10x great-grandfather Captain Myles Standish (b. 13 Jul 1584 England--d. 3 Oct. 1656 in Plimoth, MA) arrived 1620 aboard the Mayflower and married Surrey-born Barbara Mullins who arrived aboard the Anne in 1623. His father in law was also aboard Mayflower. 


great-grandfather and his father 2xgreat-grandfather--Oscar Johnson b. 2 Aug 1891 in Vaesterbotten Sweden--d. 3 Jul 1938 Clatsop Co., OR), his father Anders/Andrew Jonsson (b. 26 Jan. 1865 from Vaesterbotten--d. 25 Dec 1921 in Clackamas, OR) and Oscar's step-mother Clara Johanna Olofsdotter Wigren (b.1875-d. 1923), siblings and half-siblings all arrived in 1903--the single largest year of Swedish immigration--aboard RMS Oceanic.

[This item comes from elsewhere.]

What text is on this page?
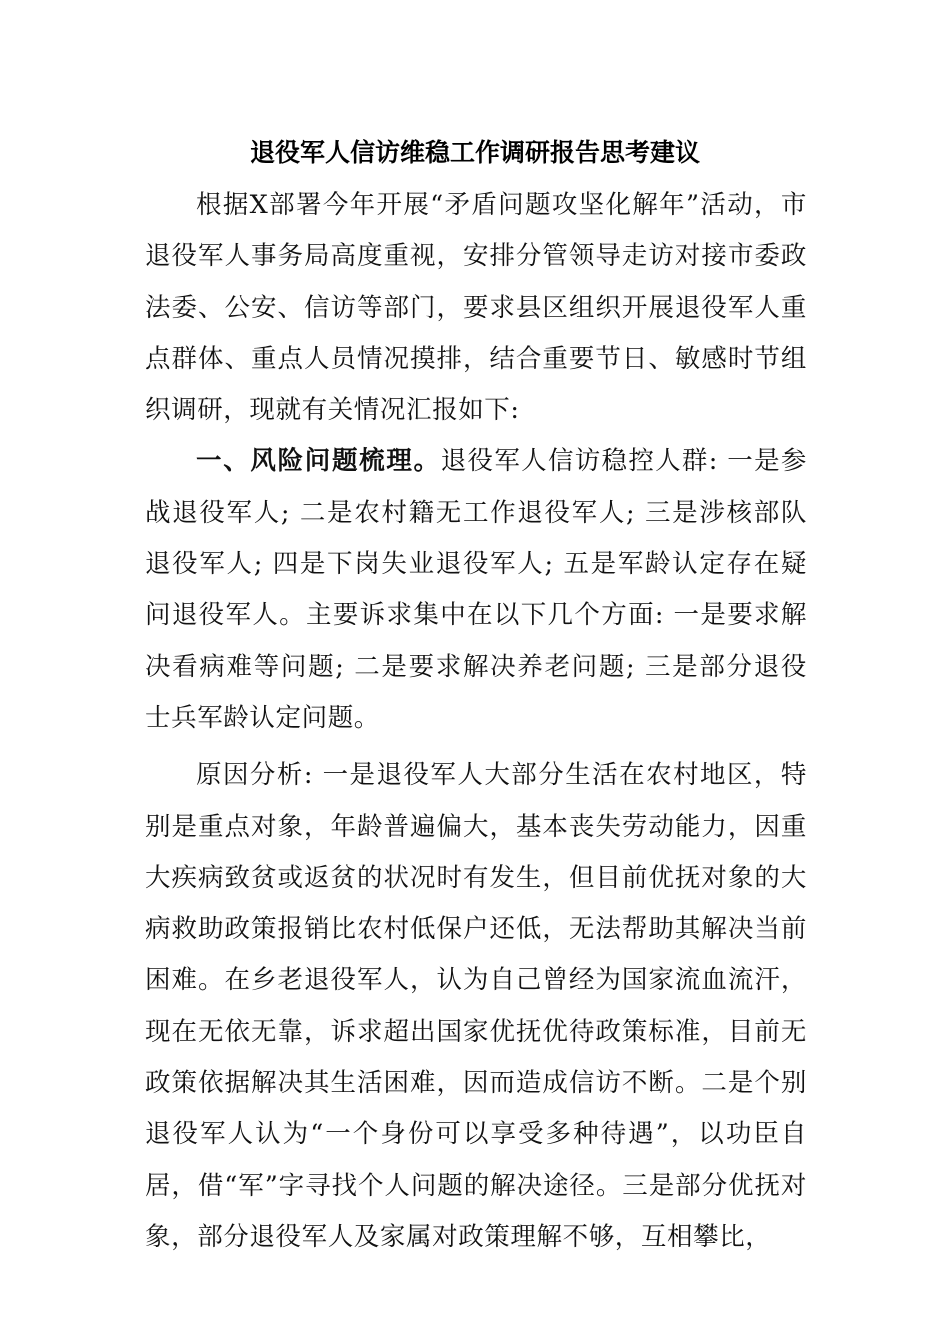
退役军人信访维稳工作调研报告思考建议

根据X部署今年开展“矛盾问题攻坚化解年”活动，市退役军人事务局高度重视，安排分管领导走访对接市委政法委、公安、信访等部门，要求县区组织开展退役军人重点群体、重点人员情况摸排，结合重要节日、敏感时节组织调研，现就有关情况汇报如下:

一、风险问题梳理。退役军人信访稳控人群: 一是参战退役军人; 二是农村籍无工作退役军人; 三是涉核部队退役军人; 四是下岗失业退役军人; 五是军龄认定存在疑问退役军人。主要诉求集中在以下几个方面: 一是要求解决看病难等问题; 二是要求解决养老问题; 三是部分退役士兵军龄认定问题。

原因分析: 一是退役军人大部分生活在农村地区，特别是重点对象，年龄普遍偏大，基本丧失劳动能力，因重大疾病致贫或返贫的状况时有发生，但目前优抚对象的大病救助政策报销比农村低保户还低，无法帮助其解决当前困难。在乡老退役军人，认为自己曾经为国家流血流汗，现在无依无靠，诉求超出国家优抚优待政策标准，目前无政策依据解决其生活困难，因而造成信访不断。二是个别退役军人认为“一个身份可以享受多种待遇”，以功臣自居，借“军”字寻找个人问题的解决途径。三是部分优抚对象，部分退役军人及家属对政策理解不够，互相攀比，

grandmother Helen Reddie Penman (b. 24 Jul. 1921 in East Wemyss, Fife, Scotland--d. 13 Mar 2005 Snohomish Co., WA) married Roger E. Johnson during WWII in Aug. 1944--he was in the US Navy, she was in the British Army. She arrived on a special charter for war brides in 1946 aboard the MS John Ericsson / ex-Kungsholm. She became a US citizen in 1976.

10x great-grandfather Henry Elkins Sr., a tailor from Gloucestershire, England born in 1613 (d. 19 Nov 1668 in Rockingham, NH) arrived in 1634 or 1634 in Boston. He married English-born Mary Sleeper (b.161700d. 17 Mar 1659 Rockingham, NH).

9x great-grandfather Alexander Gordon (b. Aug. 1635 Aberdeen, Scotland--d. 15 Aug 1697) fought at Dunbar in 1650 and was made prisoner by the New Model Army under Cromwell.  Deported to the New World, he was an indentured servant in New England, and later settled in New Hampshire. His wife Mary Lysson/Lissen (b. 1639-d. 15 Aug 1697 Rockingham, NH) was also from Scotland. 

8x great-grandfather Reverend Elkanah Talley (b. 1707 Kent, England--d. 1802 Virginia, USA).


by Dave Carlson G2G2 (2.1k points)
+8 votes
All 4 of my grandparents immigrated from Germany. My father's parents came from Insel Fohr, part of the Fresian Islands in the North Sea. My mother's family came from a small farming town between Vegesack and Blumenthal.